Stephan and I traveled by Zodiac to the harbour of Gaspé where we met Hubert, our guide for Bus #2 today. By 9:15 we were motoring along Highway 132 to Forillon National Park, the blue-green of Gaspé’s large bay glistening to our right. Hubert entertained us with local information: how important the catch-and-release salmon fishing sport was to the tourist industry; that the small town of Penouille we drove through was once an important whaling station; that the Shrine of Our Lady of Sorrow made $30,000 annual revenue selling candles. The latter fact reminded me that although filled with churches, the province of Québec is the most secular in Canada. But this wouldn’t apply in small communities, where the church would still be the social hub of the community.
Forillon National Park was created in 1970 and its vegetation is boreal forest in which lives moose, black bears, red deer and dozens of smaller mammals.
Our first stop within the Park boundaries was the Fort Péninsule. During WWII, the Canadian government defended the port of Gaspé, a valuable allied naval base, with an anti-submarine net and three coastal gun batteries. Fort Prével and Fort Haldimand being the other two. HMCS Fort Ramsey and its batteries were inaugurated on May 1, 1942. At its height it had over 2,000 personnel stationed at it, plus 19 warships, 5 minesweepers, 6 patrol boats, 7 corvettes and amphibious planes. It was never attacked. Hubert’s two aunts both married men stationed at the fort. I photographed the large guns for my brothers—both of them military buffs.

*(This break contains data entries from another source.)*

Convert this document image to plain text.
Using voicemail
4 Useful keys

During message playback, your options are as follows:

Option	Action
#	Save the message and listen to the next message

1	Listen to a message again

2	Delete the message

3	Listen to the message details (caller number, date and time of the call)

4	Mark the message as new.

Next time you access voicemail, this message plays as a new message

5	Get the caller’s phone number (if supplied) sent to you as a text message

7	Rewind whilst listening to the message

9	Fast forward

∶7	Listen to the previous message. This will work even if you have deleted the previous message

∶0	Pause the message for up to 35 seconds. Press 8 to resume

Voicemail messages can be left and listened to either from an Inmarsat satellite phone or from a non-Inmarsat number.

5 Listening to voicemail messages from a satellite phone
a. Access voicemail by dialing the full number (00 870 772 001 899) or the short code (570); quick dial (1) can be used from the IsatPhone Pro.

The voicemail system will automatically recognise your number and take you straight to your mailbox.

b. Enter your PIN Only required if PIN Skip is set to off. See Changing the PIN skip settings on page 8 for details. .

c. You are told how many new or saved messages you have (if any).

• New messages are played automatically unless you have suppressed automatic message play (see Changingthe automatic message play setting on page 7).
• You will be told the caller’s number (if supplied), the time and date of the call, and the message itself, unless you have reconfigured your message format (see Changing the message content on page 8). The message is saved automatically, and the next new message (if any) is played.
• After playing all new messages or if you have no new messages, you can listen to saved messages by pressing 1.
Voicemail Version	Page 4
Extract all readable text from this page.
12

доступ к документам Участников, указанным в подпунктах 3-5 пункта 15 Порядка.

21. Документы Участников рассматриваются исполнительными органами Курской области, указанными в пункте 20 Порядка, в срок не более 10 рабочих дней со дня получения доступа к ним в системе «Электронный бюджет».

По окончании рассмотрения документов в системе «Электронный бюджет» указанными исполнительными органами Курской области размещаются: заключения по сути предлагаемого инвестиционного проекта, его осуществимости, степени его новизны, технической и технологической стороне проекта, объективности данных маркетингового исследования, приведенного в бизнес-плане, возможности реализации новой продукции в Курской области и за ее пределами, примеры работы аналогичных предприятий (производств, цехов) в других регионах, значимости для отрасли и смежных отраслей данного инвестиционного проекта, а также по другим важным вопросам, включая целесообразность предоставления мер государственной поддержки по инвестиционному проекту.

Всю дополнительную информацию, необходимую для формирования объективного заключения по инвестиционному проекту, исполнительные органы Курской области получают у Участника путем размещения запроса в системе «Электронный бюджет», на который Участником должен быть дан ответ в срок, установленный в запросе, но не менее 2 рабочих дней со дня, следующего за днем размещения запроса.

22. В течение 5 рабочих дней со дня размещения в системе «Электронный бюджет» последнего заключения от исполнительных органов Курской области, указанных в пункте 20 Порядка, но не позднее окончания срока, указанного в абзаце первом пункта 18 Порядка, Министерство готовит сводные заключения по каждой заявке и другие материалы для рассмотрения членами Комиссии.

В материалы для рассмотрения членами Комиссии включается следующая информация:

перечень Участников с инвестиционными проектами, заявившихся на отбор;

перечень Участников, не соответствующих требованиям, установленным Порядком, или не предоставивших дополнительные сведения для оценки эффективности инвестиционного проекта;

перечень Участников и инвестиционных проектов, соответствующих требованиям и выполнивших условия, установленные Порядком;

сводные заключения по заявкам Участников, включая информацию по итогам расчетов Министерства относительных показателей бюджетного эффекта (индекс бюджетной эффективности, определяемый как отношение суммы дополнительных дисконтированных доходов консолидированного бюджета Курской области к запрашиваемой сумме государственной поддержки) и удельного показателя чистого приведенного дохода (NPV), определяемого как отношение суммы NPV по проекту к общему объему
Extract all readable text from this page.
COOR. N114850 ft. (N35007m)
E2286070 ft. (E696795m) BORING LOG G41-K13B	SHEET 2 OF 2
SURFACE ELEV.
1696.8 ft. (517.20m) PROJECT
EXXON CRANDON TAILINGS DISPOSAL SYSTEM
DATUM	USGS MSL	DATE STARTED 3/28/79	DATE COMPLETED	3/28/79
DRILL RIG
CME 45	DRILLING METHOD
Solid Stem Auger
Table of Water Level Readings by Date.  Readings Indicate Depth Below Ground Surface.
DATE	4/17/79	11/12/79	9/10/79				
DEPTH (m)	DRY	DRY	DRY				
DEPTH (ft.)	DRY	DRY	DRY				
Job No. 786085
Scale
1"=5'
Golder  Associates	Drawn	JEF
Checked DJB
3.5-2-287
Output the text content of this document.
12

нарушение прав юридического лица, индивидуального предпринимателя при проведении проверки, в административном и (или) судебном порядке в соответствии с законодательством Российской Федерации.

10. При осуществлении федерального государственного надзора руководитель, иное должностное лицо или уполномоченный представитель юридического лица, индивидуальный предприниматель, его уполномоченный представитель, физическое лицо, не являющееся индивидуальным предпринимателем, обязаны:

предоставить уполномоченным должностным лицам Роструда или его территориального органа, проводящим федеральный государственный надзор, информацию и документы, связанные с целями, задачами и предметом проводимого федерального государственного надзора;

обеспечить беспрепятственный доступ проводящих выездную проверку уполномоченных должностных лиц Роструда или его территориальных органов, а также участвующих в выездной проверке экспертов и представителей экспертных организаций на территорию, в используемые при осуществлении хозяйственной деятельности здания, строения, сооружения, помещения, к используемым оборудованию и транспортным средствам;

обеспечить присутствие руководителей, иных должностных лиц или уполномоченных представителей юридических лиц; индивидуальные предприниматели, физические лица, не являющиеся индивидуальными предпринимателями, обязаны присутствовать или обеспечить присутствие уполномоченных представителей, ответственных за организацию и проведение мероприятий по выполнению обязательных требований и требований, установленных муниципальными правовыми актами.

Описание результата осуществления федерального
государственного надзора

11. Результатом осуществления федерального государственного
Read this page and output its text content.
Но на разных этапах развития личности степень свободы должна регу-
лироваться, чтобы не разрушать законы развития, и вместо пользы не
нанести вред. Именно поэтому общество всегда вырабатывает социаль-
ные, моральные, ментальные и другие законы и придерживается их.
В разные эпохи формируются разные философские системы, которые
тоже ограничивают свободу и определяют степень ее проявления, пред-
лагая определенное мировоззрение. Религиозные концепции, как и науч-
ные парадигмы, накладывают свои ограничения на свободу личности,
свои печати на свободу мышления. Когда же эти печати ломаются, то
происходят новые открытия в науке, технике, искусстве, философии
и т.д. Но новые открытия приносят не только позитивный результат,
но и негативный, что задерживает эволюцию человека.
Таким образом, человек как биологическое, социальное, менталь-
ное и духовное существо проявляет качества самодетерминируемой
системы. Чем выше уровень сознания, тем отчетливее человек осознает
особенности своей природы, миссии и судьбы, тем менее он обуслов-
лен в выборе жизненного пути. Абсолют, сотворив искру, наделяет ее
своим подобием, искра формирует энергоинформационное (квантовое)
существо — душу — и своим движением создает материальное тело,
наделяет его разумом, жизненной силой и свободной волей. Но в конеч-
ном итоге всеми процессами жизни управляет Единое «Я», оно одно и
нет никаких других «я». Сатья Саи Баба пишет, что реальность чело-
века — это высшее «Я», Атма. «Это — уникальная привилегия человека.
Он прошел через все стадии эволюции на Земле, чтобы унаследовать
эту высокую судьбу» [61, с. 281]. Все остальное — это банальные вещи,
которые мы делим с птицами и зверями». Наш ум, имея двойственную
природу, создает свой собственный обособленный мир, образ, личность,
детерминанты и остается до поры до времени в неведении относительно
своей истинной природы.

The following stop was the cliffs of Cap-Bon-Ami. They stretch out like giant arms from the viewing platform. Their limestone cliffs are horizontally bedded, different rock colours representing different deposition times. Although the birds were absent during our visit the guide told us that the folds and crenellations of the rock serves as home for thousands of black-legged kittiwakes during the summer months. He pointed out the bird guano splashed onto rock ledges.
Just before lunch we visited the Cap-Des-Rosiers Lighthouse, a National Historic Site. Built in 1858, it is Canada’s tallest lighthouse at 34.1 metres and made from white marble imported from Massachusetts. A heavy fog had descended on the site at our arrival—which is no doubt why a lighthouse was needed here in the first place—and a white light blinked on and off at its top; however, no fog horn sounded, as with the advent of satellite and GPS, the warning noise was no longer needed.
We had lunch at the Cultural Centre of Le Griffon. I have no idea how they made the maple cream cake, but I could easily have eaten more of it. After that we went to visit another National Historic site, the Manoir le Boutiller (the Boutiller Manor). An immigrant from the Channel Islands, Monsier John Boutiller made his money in the fishing industry. His house was beautifully restored to the way it was circa 1850-1860. Young women dressed in the narrow-waisted, round, thick-skirted dresses of the period added realism to the visit.
We returned to the Gaspé harbour and I began my duties as shore party until everyone—guests and crew—were back on board the Silver Explorer. Our last Zodiac trip back to the ship that day included the Captain Alexander Golubev and his bicycle. The Captain stays fit on his voyages by riding his bicycle and exploring the ports, villages and towns he visits.
At the end of the day, in the cool evening a mist enveloped Gaspé and its harbour. The lighthouse at Cap-Des-Rosiers may no longer use a fog horn, but as the Silver Explorer left her berth and headed to Bonaventure Island, she sounded her horn every two minutes.